Granted, (I don't know your specifics, but bear with me here) You just got fired from your job for taking too many days off for some crazy dancing NO NO WORD!!! party in the desert, your wife left you, she took the kids, your dog got ran over, your house was forclosed, and all those years of credit card debt led to the bank taking the majority of your savings. You don't have much left now, but you do have all the spare time you could imagine.
Granted, (I don't know your specifics, but bear with me here) You just got fired from your job for taking too many days off for some crazy dancing NO NO WORD!!! party in the desert, your wife left you, she took the kids, your dog got ran over, your house was forclosed, and all those years of credit card debt led to the bank taking the majority of your savings. You don't have much left now, but you do have all the spare time you could imagine. quote] This sounds awesome!
Wish granted you are now a swiss acrobat. But in the way of Old Swiss Confederacy of acrobatry, the true way to relax for shows is with anal stimulation and seeing how you are from America, according to Swiss law, this stimulation is must be done by a member of the primate species of Hairy-eared Dwarf Lemurs.
Wish granted...but since you didn't specify in which capacity, Sarcastic Genie has placed you in Switzerland where you're hot, you're in demand, you're shared by several gorgeous babes who devour you and lick their lips for more...but you can't enjoy the experience because you're a bowl of yummy, tasty, chocolate fondue in a trendy restaurant where everybody at the table dips pieces of fruit and cheese into you. (Sarcastic Genie has wicked sense of humor, huh?)
I wish I were going to Voodoo Fest w/LLL, superfurryanimal & Vector Viking.
Granted holls, The entire attendance consists of just the four of yall. With ticket sales down to record lows, they must make some cuts to line up and attractions. No vendors, no bathrooms, no food, no lighting or sound techs, no security, but hey at least you get front row for their only performance - All they can afford is one 30 minute acoustic set by GWAR.
I wish Popsicle Sarah gets better today and can enjoy her trip to see her superhappyfuntwin
Wish granted, fun, I mean super fun is had by all. The Mexican food eaten for lunch was the best Mexican food ever, but it was Mexican food. The pressure building up in her digestive track is at explosive levels. It is code red in her colon! Someone tells a funny and Popsicle Sarah laughs extra hard, so hard her anal sphincter can't help its self, the pressure is too much, and like a cannon, "KABOOM!!!", code red goes to code brown. Liquid brown Mexican stool fills her undergarments, her pants are ruined. It seems like the day is wasted, until someone says, "Thank god she was not on her way to a job interview." Everyone laughs and forgets about the wet dookie filled drawers.

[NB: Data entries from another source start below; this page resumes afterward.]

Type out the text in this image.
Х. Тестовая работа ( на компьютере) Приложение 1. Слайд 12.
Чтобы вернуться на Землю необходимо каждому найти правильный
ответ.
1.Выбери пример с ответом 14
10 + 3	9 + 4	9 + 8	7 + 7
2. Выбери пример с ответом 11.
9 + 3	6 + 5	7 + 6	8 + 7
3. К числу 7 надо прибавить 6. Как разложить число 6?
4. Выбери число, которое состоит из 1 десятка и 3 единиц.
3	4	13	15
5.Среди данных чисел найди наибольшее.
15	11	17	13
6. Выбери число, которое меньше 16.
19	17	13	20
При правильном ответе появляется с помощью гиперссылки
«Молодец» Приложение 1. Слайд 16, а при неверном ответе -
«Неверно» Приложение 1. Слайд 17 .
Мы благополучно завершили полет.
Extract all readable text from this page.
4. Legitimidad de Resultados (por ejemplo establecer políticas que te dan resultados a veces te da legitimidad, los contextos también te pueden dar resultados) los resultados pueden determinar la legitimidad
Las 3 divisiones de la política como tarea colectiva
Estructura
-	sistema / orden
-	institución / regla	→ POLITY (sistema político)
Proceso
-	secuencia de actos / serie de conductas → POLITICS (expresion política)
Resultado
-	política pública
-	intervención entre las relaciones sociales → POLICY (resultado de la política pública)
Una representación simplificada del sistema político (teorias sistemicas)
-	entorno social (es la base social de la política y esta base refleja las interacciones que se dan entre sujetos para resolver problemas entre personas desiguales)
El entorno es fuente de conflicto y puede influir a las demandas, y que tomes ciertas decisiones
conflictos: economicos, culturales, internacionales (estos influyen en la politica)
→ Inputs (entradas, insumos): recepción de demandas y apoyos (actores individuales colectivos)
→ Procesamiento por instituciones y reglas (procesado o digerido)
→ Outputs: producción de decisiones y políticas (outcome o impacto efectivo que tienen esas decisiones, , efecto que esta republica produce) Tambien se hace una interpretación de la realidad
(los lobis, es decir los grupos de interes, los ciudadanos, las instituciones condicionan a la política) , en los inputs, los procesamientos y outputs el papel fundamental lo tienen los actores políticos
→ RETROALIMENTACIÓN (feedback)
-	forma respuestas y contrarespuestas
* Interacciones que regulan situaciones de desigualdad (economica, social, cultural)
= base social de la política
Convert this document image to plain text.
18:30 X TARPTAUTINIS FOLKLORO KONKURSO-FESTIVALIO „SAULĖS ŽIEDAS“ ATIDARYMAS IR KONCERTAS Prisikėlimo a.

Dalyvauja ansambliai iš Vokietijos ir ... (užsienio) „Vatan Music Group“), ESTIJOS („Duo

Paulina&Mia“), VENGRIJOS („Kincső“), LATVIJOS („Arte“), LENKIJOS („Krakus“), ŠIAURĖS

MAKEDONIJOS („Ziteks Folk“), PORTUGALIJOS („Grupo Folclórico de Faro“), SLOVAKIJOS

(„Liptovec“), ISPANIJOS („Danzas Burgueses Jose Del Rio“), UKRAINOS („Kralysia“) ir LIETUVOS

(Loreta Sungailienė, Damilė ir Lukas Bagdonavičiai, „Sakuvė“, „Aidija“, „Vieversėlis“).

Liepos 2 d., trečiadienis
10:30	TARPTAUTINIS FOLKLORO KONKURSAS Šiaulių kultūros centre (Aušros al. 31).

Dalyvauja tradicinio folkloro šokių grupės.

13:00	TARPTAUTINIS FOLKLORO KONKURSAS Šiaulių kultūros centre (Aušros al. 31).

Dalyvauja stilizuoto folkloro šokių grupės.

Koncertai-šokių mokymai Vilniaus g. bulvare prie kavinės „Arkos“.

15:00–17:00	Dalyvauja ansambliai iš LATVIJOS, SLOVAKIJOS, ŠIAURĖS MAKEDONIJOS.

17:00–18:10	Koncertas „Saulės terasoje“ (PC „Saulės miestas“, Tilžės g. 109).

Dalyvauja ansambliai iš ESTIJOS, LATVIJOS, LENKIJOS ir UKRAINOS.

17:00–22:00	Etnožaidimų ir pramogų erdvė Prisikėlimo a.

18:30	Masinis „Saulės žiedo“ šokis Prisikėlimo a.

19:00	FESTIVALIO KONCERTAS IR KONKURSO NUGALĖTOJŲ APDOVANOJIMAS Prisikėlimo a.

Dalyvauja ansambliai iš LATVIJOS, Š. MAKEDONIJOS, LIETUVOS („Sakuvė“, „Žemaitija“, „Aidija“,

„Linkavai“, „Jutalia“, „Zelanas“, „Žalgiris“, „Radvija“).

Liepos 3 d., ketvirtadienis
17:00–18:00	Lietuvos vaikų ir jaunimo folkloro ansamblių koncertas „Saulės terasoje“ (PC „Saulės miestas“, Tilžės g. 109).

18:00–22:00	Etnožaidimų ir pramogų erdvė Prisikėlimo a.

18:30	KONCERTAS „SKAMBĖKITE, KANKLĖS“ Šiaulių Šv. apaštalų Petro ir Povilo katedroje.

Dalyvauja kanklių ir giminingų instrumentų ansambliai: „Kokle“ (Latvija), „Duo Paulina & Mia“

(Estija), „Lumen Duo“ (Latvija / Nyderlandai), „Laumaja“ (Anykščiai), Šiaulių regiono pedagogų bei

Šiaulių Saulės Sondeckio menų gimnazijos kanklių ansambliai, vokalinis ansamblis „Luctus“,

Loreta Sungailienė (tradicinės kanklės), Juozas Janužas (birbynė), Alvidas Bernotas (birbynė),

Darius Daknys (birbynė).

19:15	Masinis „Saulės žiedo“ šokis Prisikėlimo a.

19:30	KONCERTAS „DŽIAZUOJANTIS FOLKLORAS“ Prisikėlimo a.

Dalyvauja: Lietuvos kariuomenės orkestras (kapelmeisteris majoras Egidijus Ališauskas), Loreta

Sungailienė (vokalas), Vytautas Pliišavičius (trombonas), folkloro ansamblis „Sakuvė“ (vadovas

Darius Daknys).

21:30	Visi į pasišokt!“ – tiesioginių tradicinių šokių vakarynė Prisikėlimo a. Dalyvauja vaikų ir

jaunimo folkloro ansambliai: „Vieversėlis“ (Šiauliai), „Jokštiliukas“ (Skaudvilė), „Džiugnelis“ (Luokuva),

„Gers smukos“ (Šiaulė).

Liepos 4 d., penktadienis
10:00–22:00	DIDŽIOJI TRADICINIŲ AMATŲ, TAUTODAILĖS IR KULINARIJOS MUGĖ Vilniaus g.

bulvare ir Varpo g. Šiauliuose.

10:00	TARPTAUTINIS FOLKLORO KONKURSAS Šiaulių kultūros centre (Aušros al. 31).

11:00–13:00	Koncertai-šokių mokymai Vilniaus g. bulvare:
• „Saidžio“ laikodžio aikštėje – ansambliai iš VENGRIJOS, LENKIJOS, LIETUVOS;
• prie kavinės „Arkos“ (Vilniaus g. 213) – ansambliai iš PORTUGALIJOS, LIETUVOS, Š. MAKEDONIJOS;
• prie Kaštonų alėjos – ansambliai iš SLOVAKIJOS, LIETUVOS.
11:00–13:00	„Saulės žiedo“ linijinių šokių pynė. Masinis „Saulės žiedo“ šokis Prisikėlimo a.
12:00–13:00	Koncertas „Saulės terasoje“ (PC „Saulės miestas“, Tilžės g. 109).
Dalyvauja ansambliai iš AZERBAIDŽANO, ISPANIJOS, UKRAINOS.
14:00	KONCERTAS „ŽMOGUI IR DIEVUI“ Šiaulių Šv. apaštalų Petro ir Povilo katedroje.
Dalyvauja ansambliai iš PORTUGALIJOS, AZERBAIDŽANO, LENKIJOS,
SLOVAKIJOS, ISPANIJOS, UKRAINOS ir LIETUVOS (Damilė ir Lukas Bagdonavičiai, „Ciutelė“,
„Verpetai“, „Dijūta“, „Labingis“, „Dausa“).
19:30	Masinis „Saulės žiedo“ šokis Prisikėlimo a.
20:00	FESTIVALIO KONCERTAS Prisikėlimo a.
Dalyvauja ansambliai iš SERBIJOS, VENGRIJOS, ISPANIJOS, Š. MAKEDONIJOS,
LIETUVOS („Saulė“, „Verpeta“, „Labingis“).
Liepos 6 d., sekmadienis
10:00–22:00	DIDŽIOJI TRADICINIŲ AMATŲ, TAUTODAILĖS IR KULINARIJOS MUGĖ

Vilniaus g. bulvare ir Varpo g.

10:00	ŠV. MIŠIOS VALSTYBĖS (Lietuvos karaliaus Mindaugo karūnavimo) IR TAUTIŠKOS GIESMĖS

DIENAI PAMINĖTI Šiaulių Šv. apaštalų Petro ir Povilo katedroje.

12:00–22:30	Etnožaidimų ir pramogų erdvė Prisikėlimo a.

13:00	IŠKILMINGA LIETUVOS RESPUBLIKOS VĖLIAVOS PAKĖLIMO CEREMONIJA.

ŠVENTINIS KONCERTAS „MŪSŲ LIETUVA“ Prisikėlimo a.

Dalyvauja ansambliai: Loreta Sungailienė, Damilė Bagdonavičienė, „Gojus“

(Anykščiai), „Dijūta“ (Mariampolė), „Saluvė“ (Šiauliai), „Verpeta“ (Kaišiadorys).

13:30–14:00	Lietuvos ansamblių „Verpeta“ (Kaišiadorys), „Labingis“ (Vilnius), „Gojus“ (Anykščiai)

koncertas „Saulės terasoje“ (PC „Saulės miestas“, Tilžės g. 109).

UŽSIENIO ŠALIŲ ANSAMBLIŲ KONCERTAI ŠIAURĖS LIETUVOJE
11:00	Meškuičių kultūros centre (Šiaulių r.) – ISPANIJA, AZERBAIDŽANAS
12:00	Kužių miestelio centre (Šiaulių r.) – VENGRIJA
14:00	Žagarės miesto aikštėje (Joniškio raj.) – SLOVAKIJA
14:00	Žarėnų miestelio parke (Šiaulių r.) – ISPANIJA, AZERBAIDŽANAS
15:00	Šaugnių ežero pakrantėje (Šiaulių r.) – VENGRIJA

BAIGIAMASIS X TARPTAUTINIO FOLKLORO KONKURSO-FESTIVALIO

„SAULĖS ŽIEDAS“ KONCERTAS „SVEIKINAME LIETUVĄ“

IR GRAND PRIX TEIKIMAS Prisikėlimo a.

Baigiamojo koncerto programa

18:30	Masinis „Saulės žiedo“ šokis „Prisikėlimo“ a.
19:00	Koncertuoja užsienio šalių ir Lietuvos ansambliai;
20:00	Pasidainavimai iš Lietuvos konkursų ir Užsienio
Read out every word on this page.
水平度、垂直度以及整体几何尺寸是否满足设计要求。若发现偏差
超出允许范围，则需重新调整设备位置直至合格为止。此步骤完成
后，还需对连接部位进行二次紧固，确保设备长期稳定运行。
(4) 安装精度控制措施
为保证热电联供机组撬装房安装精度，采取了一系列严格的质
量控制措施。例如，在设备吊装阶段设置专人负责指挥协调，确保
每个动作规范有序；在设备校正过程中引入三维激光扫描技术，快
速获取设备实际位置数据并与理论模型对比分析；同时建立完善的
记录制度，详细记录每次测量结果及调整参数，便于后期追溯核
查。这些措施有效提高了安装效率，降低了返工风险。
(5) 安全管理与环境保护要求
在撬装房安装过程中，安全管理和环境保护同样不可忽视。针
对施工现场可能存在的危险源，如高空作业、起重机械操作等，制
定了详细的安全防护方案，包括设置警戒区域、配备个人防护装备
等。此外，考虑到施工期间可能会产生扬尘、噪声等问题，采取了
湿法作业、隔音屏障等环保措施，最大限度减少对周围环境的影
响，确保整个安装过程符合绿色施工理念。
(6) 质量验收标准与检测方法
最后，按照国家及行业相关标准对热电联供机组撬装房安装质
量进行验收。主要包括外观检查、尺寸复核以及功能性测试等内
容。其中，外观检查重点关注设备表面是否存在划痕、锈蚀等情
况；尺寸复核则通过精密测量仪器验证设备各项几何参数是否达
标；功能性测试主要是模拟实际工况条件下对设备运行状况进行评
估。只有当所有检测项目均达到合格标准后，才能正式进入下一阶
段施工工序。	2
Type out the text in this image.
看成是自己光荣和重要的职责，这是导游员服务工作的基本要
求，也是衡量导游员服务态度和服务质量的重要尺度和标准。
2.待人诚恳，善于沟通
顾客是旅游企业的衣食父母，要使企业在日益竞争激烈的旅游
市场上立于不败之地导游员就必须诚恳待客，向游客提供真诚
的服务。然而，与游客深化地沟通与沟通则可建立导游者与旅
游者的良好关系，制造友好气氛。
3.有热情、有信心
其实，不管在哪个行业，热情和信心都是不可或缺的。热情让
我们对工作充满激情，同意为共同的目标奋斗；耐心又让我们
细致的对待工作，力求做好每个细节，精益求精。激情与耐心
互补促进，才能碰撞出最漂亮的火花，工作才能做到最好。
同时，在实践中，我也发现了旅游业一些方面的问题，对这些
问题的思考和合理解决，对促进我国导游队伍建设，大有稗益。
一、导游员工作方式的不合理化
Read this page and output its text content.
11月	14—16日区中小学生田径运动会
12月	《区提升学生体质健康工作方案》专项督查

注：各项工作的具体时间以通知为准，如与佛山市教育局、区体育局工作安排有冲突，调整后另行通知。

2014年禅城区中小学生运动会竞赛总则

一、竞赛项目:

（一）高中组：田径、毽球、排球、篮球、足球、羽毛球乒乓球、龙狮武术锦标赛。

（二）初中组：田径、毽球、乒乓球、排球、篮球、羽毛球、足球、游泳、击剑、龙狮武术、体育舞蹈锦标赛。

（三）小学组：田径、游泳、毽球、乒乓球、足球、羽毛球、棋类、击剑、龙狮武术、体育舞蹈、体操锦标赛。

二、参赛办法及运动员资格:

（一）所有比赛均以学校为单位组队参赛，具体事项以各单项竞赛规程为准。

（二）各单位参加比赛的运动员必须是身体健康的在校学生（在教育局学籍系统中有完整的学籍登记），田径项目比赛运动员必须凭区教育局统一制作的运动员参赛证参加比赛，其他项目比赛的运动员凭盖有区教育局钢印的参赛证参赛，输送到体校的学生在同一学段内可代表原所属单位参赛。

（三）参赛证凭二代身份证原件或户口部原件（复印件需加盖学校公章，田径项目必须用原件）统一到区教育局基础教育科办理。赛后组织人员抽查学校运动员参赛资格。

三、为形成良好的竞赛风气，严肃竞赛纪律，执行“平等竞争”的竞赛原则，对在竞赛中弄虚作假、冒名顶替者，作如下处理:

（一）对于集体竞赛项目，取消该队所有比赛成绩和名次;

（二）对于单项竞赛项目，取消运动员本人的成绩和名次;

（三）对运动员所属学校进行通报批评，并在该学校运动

I wish when someone is executed, it be done in the town square and not behind closed doors.
granted -- you quickly buy a plane ticket to nashville and drive to the airport only to find yourself (and your body cavities) searched by a large, disgruntled TSA worker who finds some sort of illegal substance and you miss the most epic roo yet!
Wish granted, you are stuck on an Island in the middle of the ocean, but it is one of those cartoon Island, the one that is about twice the size of my kitchen table, with one palm tree and nothing else. Maybe a shark fin swimming around your Island.
I wish radio stations would play, Forever in Blue Jeans, by Neil Diamond more often.
Granted, the song's popularity increases dramaticly, and with a capitalist mindset, Neil Diamond decides to "Re-Release" the song, guest staring Ke$ha and the Followill brothers. The new version of the song is a worldwide sensation, and many people consider it the greatest song ever. Every FM radio station on the planet will play this song no less that 12 times daily, it will be in nearly ever major movie for the next 10 years, and will be used on countless tv shows.